1. Being too hard on yourself. What I hear is absolutely fine. I'd be more worried about the singer's pitchiness :). However, the singer is NOT worried about it and carries on, and that's what you need to do.

2. I make technical errors all the time. Everyone does. At least, everyone in the kinds of bands you and I are in :) That might be what separates us from the pros, but whether that's true or not the pro thing is learning to deal with it. Oops. Move on.

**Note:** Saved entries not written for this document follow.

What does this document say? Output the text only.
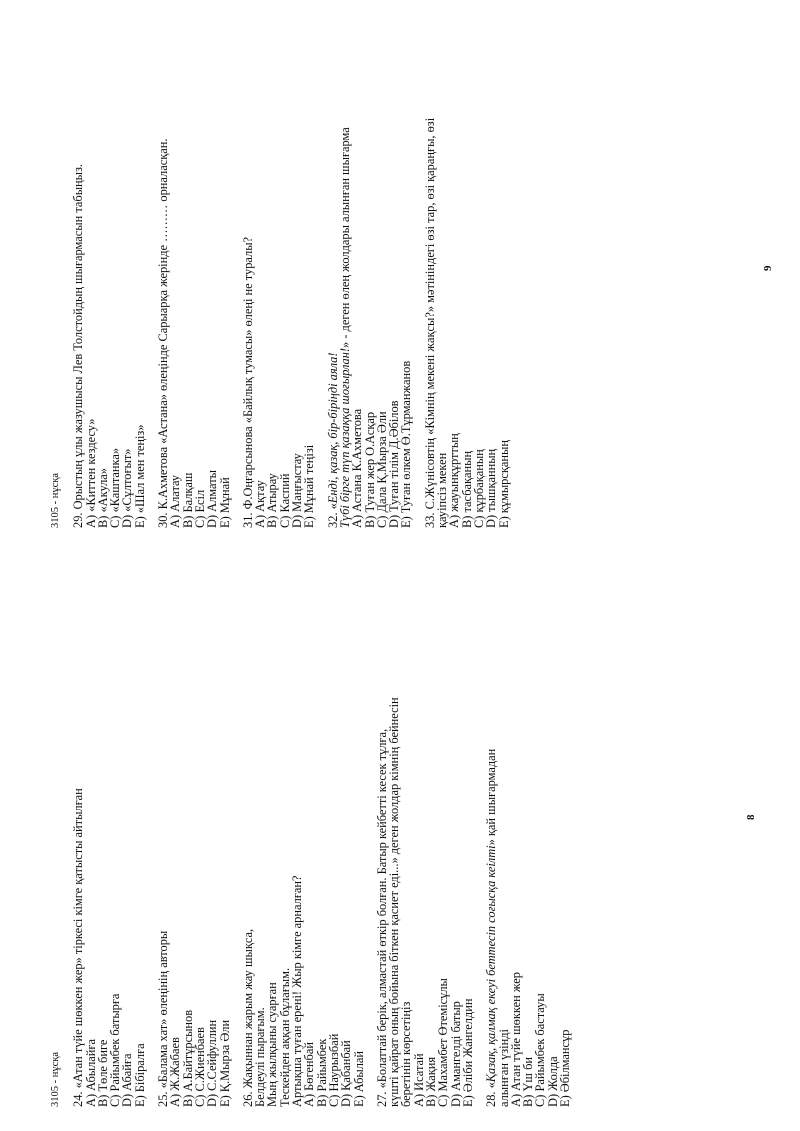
3105 - нұсқа 24. «Атан түйе шөккен жер» тіркесі кімге қатысты айтылған
А) Абылайға
В) Төле биге
С) Райымбек батырға
D) Абайға
Е) Бібіралға 25. «Балама хат» өлеңінің авторы
А) Ж.Жабаев
В) А.Байтұрсынов
С) С.Жиенбаев
D) С.Сейфуллин
Е) Қ.Мырза Әли 26. Жақыннан жарым жау шықса,
Белдеулі пырағым.
Мың жылқыны суарған
Тескейден аққан бұлағым.
Артықша туған ерені! Жыр кімге арналған?
А) Бөгенбай
В) Райымбек
С) Наурызбай
D) Қабанбай
Е) Абылай 27. «Болаттай берік, алмастай өткір болған. Батыр кейбетті кесек тұлға,
күшті қайрат оның бойына біткен қасиет еді...» деген жолдар кімнің бейнесін
беретінін көрсетіңіз
А) Исатай
В) Жақия
С) Махамбет Өтемісұлы
D) Амангелді батыр
Е) Әліби Жангелдин 28. «Қазақ, қалмақ екеуі беттесіп соғысқа кеілті» қай шығармадан
алынған үзінді
А) Атан түйе шөккен жер
В) Үш би
С) Райымбек бастауы
D) Жолда
Е) Әбілмансұр
8
3105 - нұсқа 29. Орыстың ұлы жазушысы Лев Толстойдың шығармасын табыңыз.
А) «Киттен кездесу»
В) «Акула»
С) «Каштанка»
D) «Сұлтоғыт»
Е) «Шал мен теңіз» 30. К.Ахметова «Астана» өлеңінде Сарыарқа жерінде ……… орналасқан.
А) Алатау
В) Балқаш
С) Есіл
D) Алматы
Е) Мұнай 31. Ф.Оңғарсынова «Байлық тумасы» өлеңі не туралы?
А) Ақтау
В) Атырау
С) Каспий
D) Маңғыстау
Е) Мұнай теңізі 32. «Енді, қазақ, бір-біріңді аяла!
Түбі бірге түп қазаққа шоғырлан!» - деген өлең жолдары алынған шығарма
А) Астана К.Ахметова
В) Туған жер О.Асқар
С) Дала Қ.Мырза Әли
D) Туған тілім Д.Әбілов
Е) Туған өлкем Ө.Тұрманжанов 33. С.Жүнісовтің «Кімнің мекені жақсы?» мәтініндегі өзі тар, өзі қараңғы, өзі
қауіпсіз мекен
А) жауынқұрттың
В) тасбақаның
С) құрбақаның
D) тышқанның
Е) құмырсқаның
9
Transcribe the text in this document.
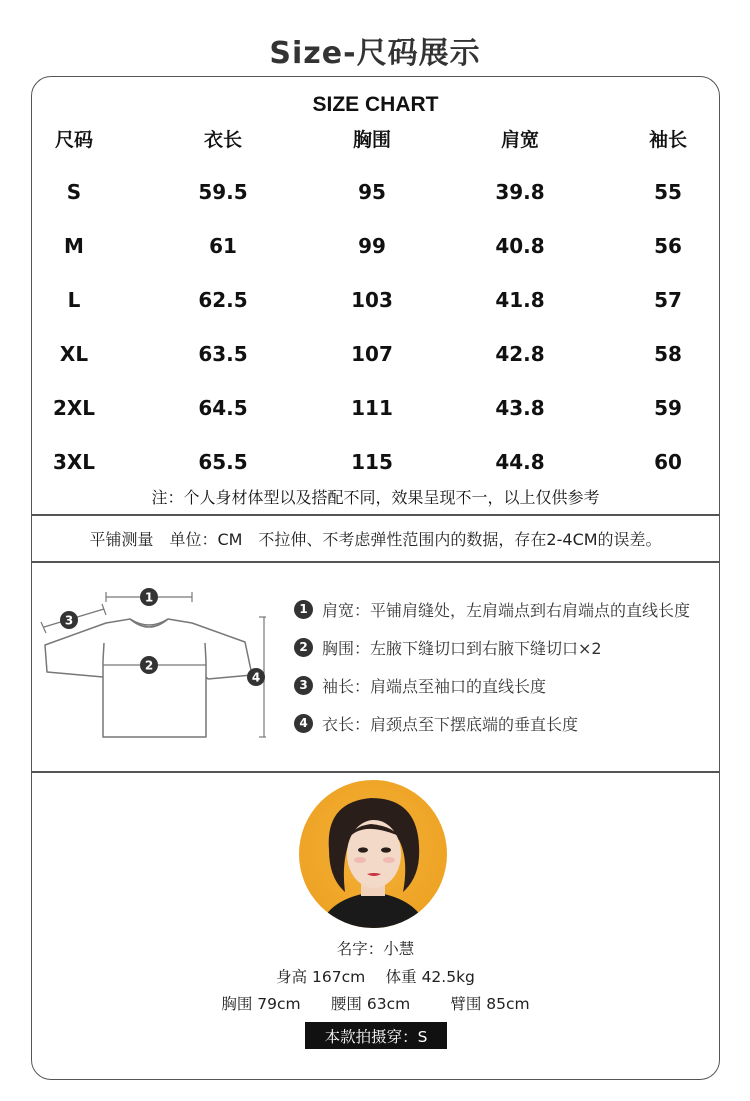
Size-尺码展示
SIZE CHART
尺码	衣长	胸围	肩宽	袖长
S	59.5	95	39.8	55
M	61	99	40.8	56
L	62.5	103	41.8	57
XL	63.5	107	42.8	58
2XL	64.5	111	43.8	59
3XL	65.5	115	44.8	60
注：个人身材体型以及搭配不同，效果呈现不一，以上仅供参考
平铺测量　单位：CM　不拉伸、不考虑弹性范围内的数据，存在2-4CM的误差。
1
2
3
4
1 肩宽：平铺肩缝处，左肩端点到右肩端点的直线长度
2 胸围：左腋下缝切口到右腋下缝切口×2
3 袖长：肩端点至袖口的直线长度
4 衣长：肩颈点至下摆底端的垂直长度
名字：小慧
身高 167cm　 体重 42.5kg
胸围 79cm　   腰围 63cm　     臂围 85cm
本款拍摄穿：S
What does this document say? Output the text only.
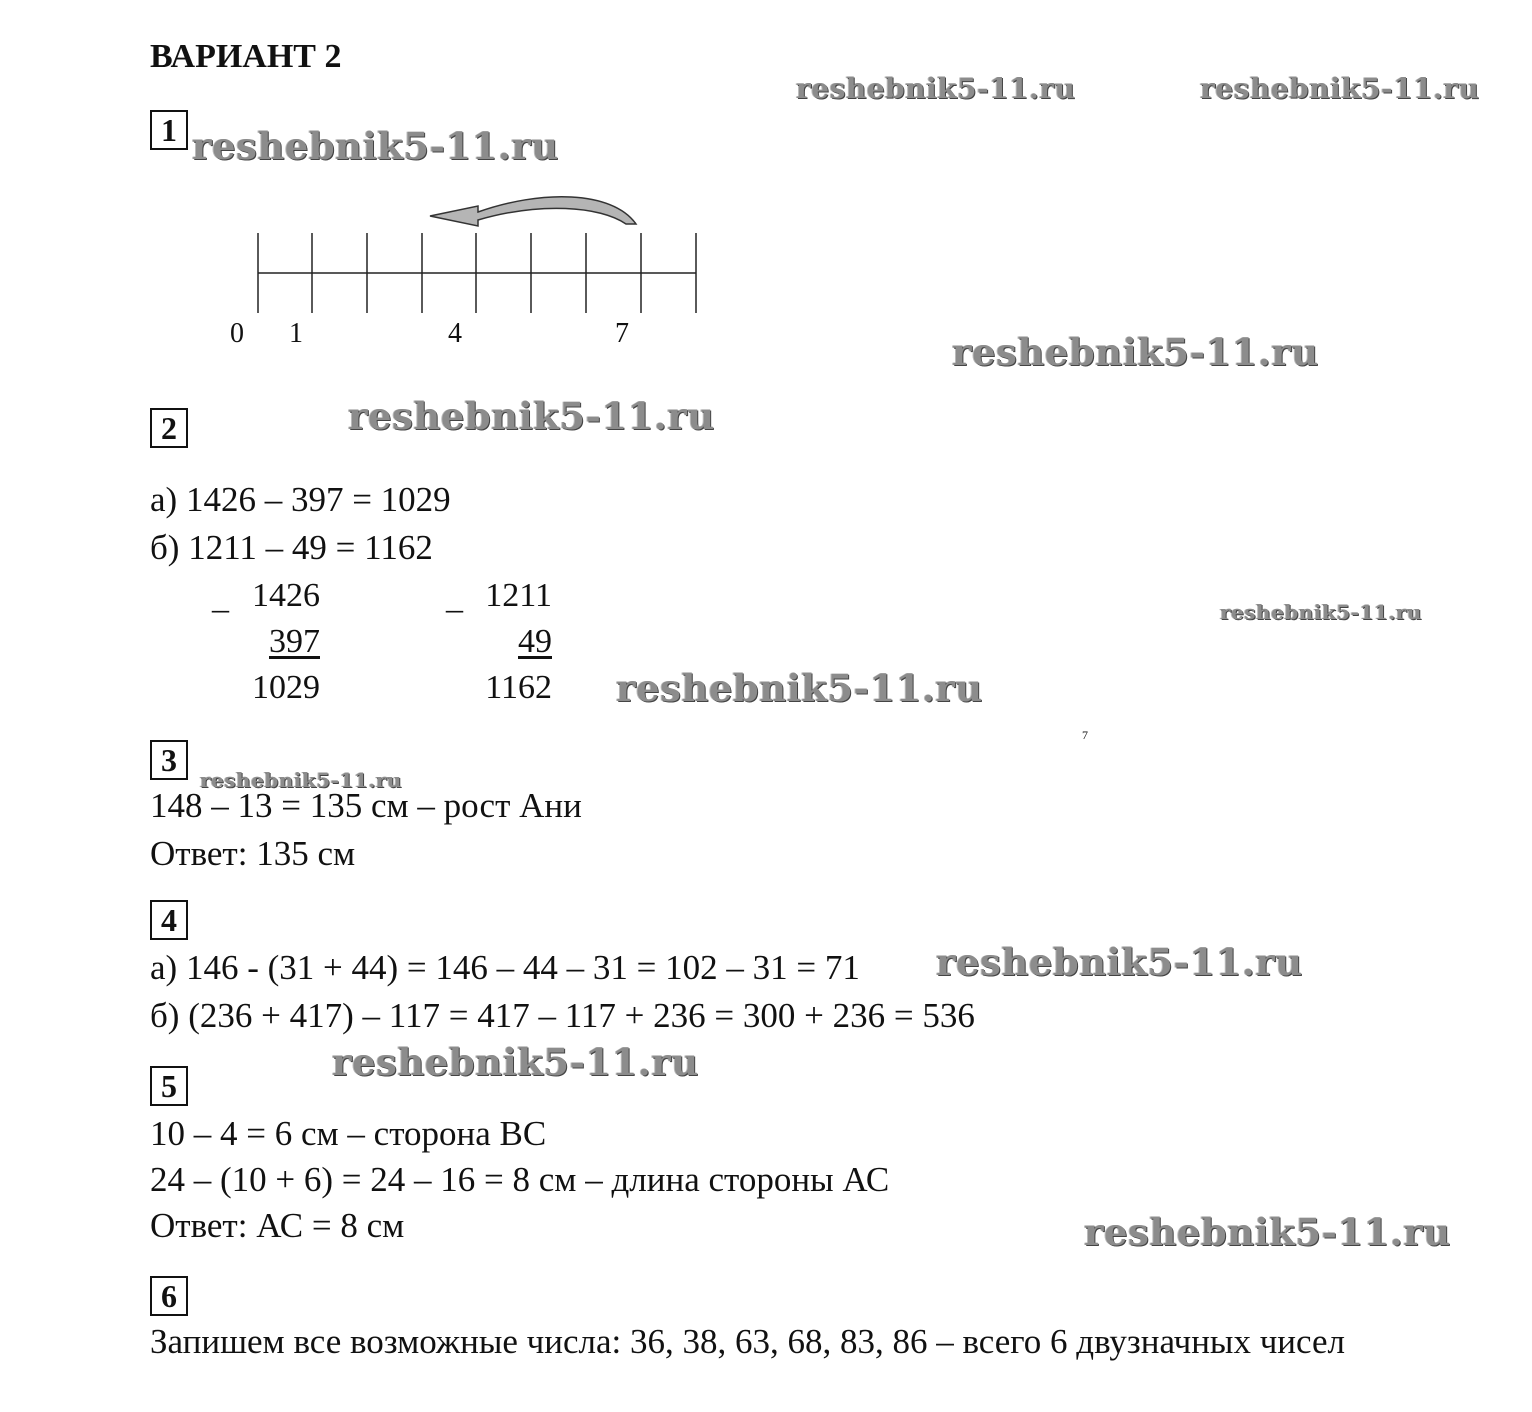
ВАРИАНТ 2
reshebnik5-11.ru	reshebnik5-11.ru
reshebnik5-11.ru
reshebnik5-11.ru
reshebnik5-11.ru
reshebnik5-11.ru
reshebnik5-11.ru
reshebnik5-11.ru
reshebnik5-11.ru
reshebnik5-11.ru
reshebnik5-11.ru
1
0 1	4	7
2
а) 1426 – 397 = 1029
б) 1211 – 49 = 1162
_ 1426
397
1029
_ 1211
49
1162
7
3
148 – 13 = 135 см – рост Ани
Ответ: 135 см
4
а) 146 - (31 + 44) = 146 – 44 – 31 = 102 – 31 = 71
б) (236 + 417) – 117 = 417 – 117 + 236 = 300 + 236 = 536
5
10 – 4 = 6 см – сторона ВС
24 – (10 + 6) = 24 – 16 = 8 см – длина стороны АС
Ответ: АС = 8 см
6
Запишем все возможные числа: 36, 38, 63, 68, 83, 86 – всего 6 двузначных чисел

3. I agree with the others - experience thing. You just have to do it more until your comfort level is better. I'll be honest, I don't ever really get nervous when I play, but whenever we play a new venue I'm more easily distracted by the sights and sounds and just kind of knowing where I am in the space and hearing myself. Looks like you're wearing in-ear monitors no? There's a certain disconnect there, and if you're loud enough in them there's going to be a lot of nuances coming through that would ordinarily be unnoticeable if you were just using your ears in the room. Protect your hearing, but honestly if you could play without in-ears and at a reasonable volume it would probably help you feel more connected to what you're doing and not zoom in on every little detail you can probably hear now. Looks like your drummer is playing with Jamstix so that should be keeping the volume down!

Good band, good playing, good set list. Don't be too hard on yourself. Might be just you being too critical, you hearing too much in you in-ears, or a combination of both.

And you WILL make mistakes.

Just keep doing it - you'll get more confident and comfortable the more you do it.